Chefs at fancy restaurants dress up their dishes all the time, assembling expensive food in artistically arranged stacks, embellished with smears of colorful sauces, edible flowers and the like. It’s a feast for the eyes as well as the taste buds.
But food doesn’t need to be gourmet to serve as a canvas that ties food with aesthetics. For 12 years, architects and building professionals have pooled their creative energies to build engaging, imaginative structures with canned foods for the Canstruction competition at Pearlridge Center. On Saturday, 11 teams used thousands of cans to actualize ideas centered on the theme “Browse a Library of CANstructures.” The teams’ creations will be on display at Pearlridge’s Uptown Center Court through Oct. 14. The donated cans will later make their way to the Hawaii Foodbank.
As a juror at this year’s competition, I gained an appreciation for both the artistry of assembled cans and the marvels of structural design.
Most teams took inspiration from lively characters and storylines in children’s literature. The architectural firm G70, teamed with Nordic PCL Construction, for instance, created a scene from “Cloudy With a Chance of Meatballs,” with a tornado spinning under white clouds over an ocean filled with meatballs. The scene’s sophisticated design of more than 4,450 cans of tuna somehow managed to support an umbrella of white “clouds” on a V-shaped tornado funnel, earning the team the Structural Ingenuity award.
CAST A VOTE
Vote for your favorite Canstruction work with a canned-food donation. The structure that garners the most cans wins the People’s Choice award.
>> Where: Uptown Center Court, Pearlridge Center
>> When: Through Oct. 14
>> Info: hawaiifoodbank.org/canstruction
The team used numerous brands, all with different colored labels, to create a structure that expressed the dynamic force of a spinning tornado, with lines of colored cans stacked diagonally around the piece to depict swirling.
“We thought this book aligned with the focus of Canstruction: to feed the hungry,” said team captain Elim Ng of G70. “We wanted to build a scene, not just an object. We hope that as people look at the structure, it’s as if they’re going on an adventure on the ocean toward the tornado. We hope they suspend their imagination into the scene.”
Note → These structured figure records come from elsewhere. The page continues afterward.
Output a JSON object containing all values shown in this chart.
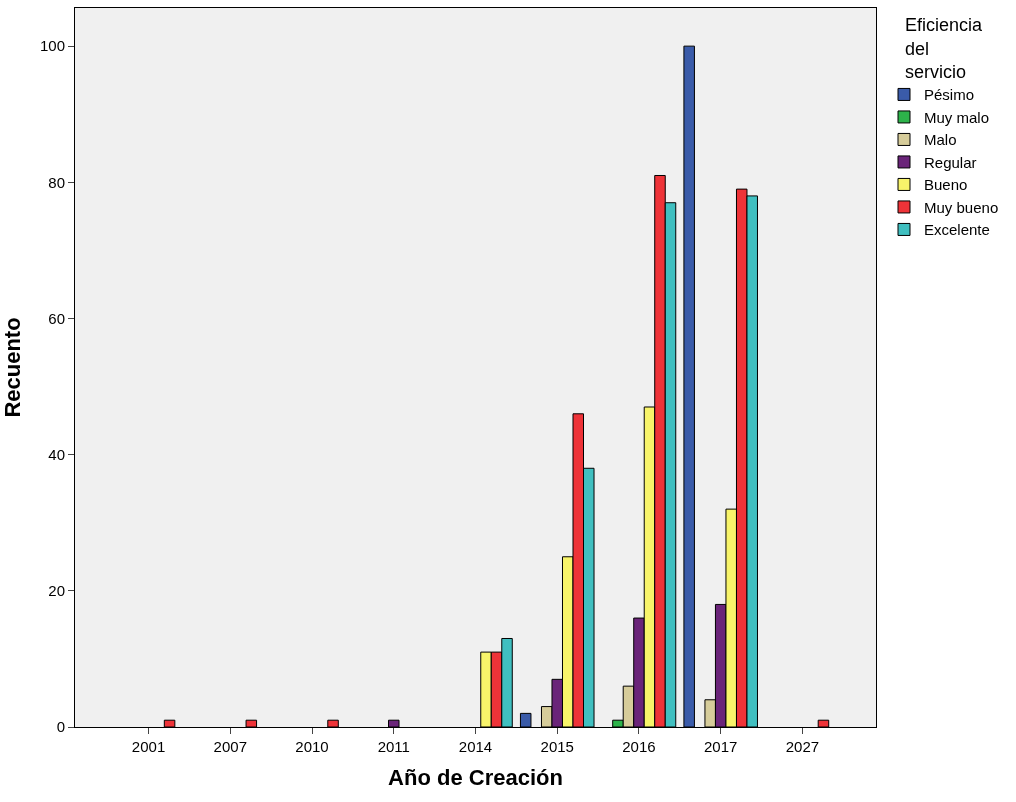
{
  "chart_data": {
    "type": "bar",
    "xlabel": "Año de Creación",
    "ylabel": "Recuento",
    "legend_title": "Eficiencia del servicio",
    "legend": "right",
    "grid": false,
    "categories": [
      "2001",
      "2007",
      "2010",
      "2011",
      "2014",
      "2015",
      "2016",
      "2017",
      "2027"
    ],
    "ylim": [
      0,
      105.6
    ],
    "yticks": [
      0,
      20,
      40,
      60,
      80,
      100
    ],
    "series": [
      {
        "name": "Pésimo",
        "color": "#3a5ba9",
        "values": [
          null,
          null,
          null,
          null,
          null,
          2,
          null,
          100,
          null
        ]
      },
      {
        "name": "Muy malo",
        "color": "#2db34a",
        "values": [
          null,
          null,
          null,
          null,
          null,
          null,
          1,
          null,
          null
        ]
      },
      {
        "name": "Malo",
        "color": "#d6cc9a",
        "values": [
          null,
          null,
          null,
          null,
          null,
          3,
          6,
          4,
          null
        ]
      },
      {
        "name": "Regular",
        "color": "#6a2479",
        "values": [
          null,
          null,
          null,
          1,
          null,
          7,
          16,
          18,
          null
        ]
      },
      {
        "name": "Bueno",
        "color": "#f8f46a",
        "values": [
          null,
          null,
          null,
          null,
          11,
          25,
          47,
          32,
          null
        ]
      },
      {
        "name": "Muy bueno",
        "color": "#ee3338",
        "values": [
          1,
          1,
          1,
          null,
          11,
          46,
          81,
          79,
          1
        ]
      },
      {
        "name": "Excelente",
        "color": "#40bfc0",
        "values": [
          null,
          null,
          null,
          null,
          13,
          38,
          77,
          78,
          null
        ]
      }
    ]
  }
}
Ng said the team found that tuna cans were the best size to work with.
“They were just the right depth. When you start layering the cans, you can push them inward and outward to create shape and depth. You can create more layers than with taller cans. You can do more with shapes,” she said.
The team took several months using a 3-D architectural modeling program to design their work, and spent 3-1/2 hours Saturday to build it on-site.
The winner of the Best Original Design award, meanwhile, produced a structure that was decidedly more adult and art-driven than the rest of the pack. WATG architectural firm used more than 3,000 cans of Spam spread — with the occasional reinforcement of canned chicken — to create a moody bust of 19th-century writer Edgar Allan Poe.
The small size of the Spam spread cans allowed the team to create movement and detail.
“It plays with light and shadow,” said team captain Noe Pegarido. “We tried to do something more sculptural, less literal.”
Because of its singular color scheme, the piece relied solely on form and design. Similarly hued 1/4-inch boards interspersed with Spam spread and chicken cans delivered a contrasting texture to create Poe’s hair.
The mono color provided just the effect the team sought.
“It’s more dramatic,” Pegarido said.
Other winners: Dr. Seuss’ Thing 1 and Thing 2 (Best Use of Labels) and a caterpillar transforming into a butterfly (“The Very Hungry Caterpillar,” Best Meal).
Other structures: Dr. Seuss’ Lorax, the Emerald City (“The Wizard of Oz”), the Magic School Bus, a local interpretation of “Stone Soup,” Curious George, the Cheshire Cat (“Alice in Wonderland”) and a play on the Hogwarts Express (“Harry Potter” series).
Canstruction competitions are held in cities globally, and winning structures go on to compete internationally.